Scientists are lowered down onto Arctic ice in a "man lift". Sea-ice supports a variety of life and is integral to the Arctic Ocean's food web. Click image for larger view.


Since 2002, we have been looking into the role sea ice plays in the coastal Arctic food web by studying the diet of ice-associated amphipods in the shore waters of Barrow, Alaska.   Amphipods are small crustaceans that feed on invertebrates and ice algae on the underside of the sea ice. They are a major food item for Arctic cod, serving as an important trophic link between ice-derived food and higher trophic levels, including seals and whales. The near-shore habitats we have been studying since 2002 harbor a lot of life in the sea-ice, water column and benthic realms; Life in these realms over the deep Canada-Basin, however, is less abundant.

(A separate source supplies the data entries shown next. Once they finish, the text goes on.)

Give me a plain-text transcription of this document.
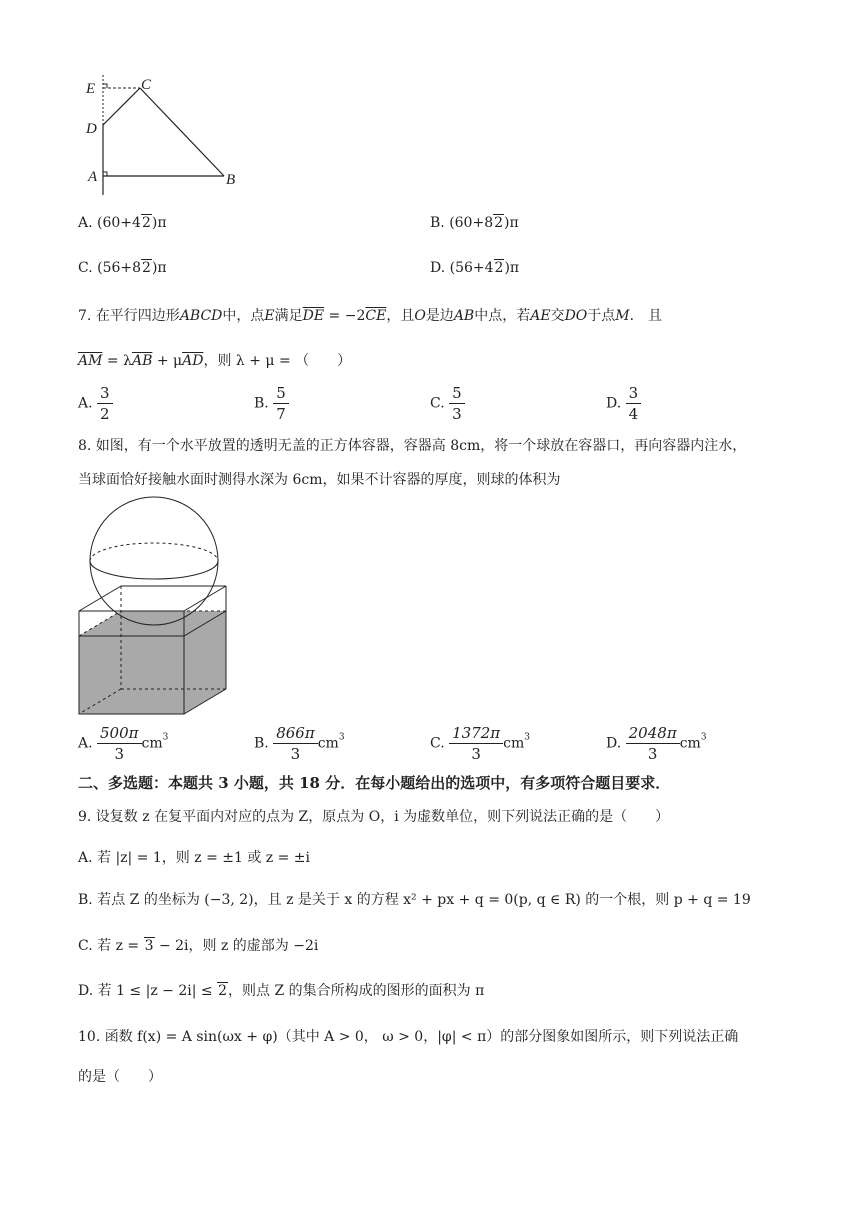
E	C
D
A	B
A. (60+42)π	B. (60+82)π
C. (56+82)π	D. (56+42)π
7. 在平行四边形ABCD中，点E满足$\overline{DE} = -2\overline{CE}$，且O是边AB中点，若AE交DO于点M． 且
$\overline{AM} = \lambda\overline{AB} + \mu\overline{AD}$，则 λ + μ = （　　）
A. $\frac{3}{2}$	B. $\frac{5}{7}$	C. $\frac{5}{3}$	D. $\frac{3}{4}$
8. 如图，有一个水平放置的透明无盖的正方体容器，容器高 8cm，将一个球放在容器口，再向容器内注水，
当球面恰好接触水面时测得水深为 6cm，如果不计容器的厚度，则球的体积为
A. $\frac{500\pi}{3} cm^3$	B. $\frac{866\pi}{3} cm^3$	C. $\frac{1372\pi}{3} cm^3$	D. $\frac{2048\pi}{3} cm^3$
二、多选题：本题共 3 小题，共 18 分．在每小题给出的选项中，有多项符合题目要求．
9. 设复数 z 在复平面内对应的点为 Z，原点为 O，i 为虚数单位，则下列说法正确的是（　　）
A. 若 |z| = 1，则 z = ±1 或 z = ±i
B. 若点 Z 的坐标为 (−3, 2)，且 z 是关于 x 的方程 x² + px + q = 0(p, q ∈ R) 的一个根，则 p + q = 19
C. 若 z = 3 − 2i，则 z 的虚部为 −2i
D. 若 1 ≤ |z − 2i| ≤ 2，则点 Z 的集合所构成的图形的面积为 π
10. 函数 f(x) = A sin(ωx + φ)（其中 A > 0， ω > 0，|φ| < π）的部分图象如图所示，则下列说法正确
的是（　　）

Here, above the deep Canada Basin, we are using similar techniques to learn more about the offshore food web.   We take ice cores to look at how much material is in the ice, and analyze how fast the ice algae are growing.   We measure the temperature and salinity of the ice to gain information about the environment inside the ice where organisms are living, and use microscopic analysis to see the smallest members of the community. Like ongoing research we have been conducting in Barrow, we are collecting amphipods to look for specific biological markers in their tissue that tell us if they have been eating food produced in the ice or in the water column.   We will also look in their stomachs to see what food items were last eaten. Using this information, we will try to estimate how much of their nutrition comes from the ice.  

Knowing who eats what in the Arctic will contribute to our basic understanding of the ecology of this region, while determining how much food from the ice gets transferred to the organisms below will help us to understand what impact the declining ice cover might have on the Arctic community as a whole.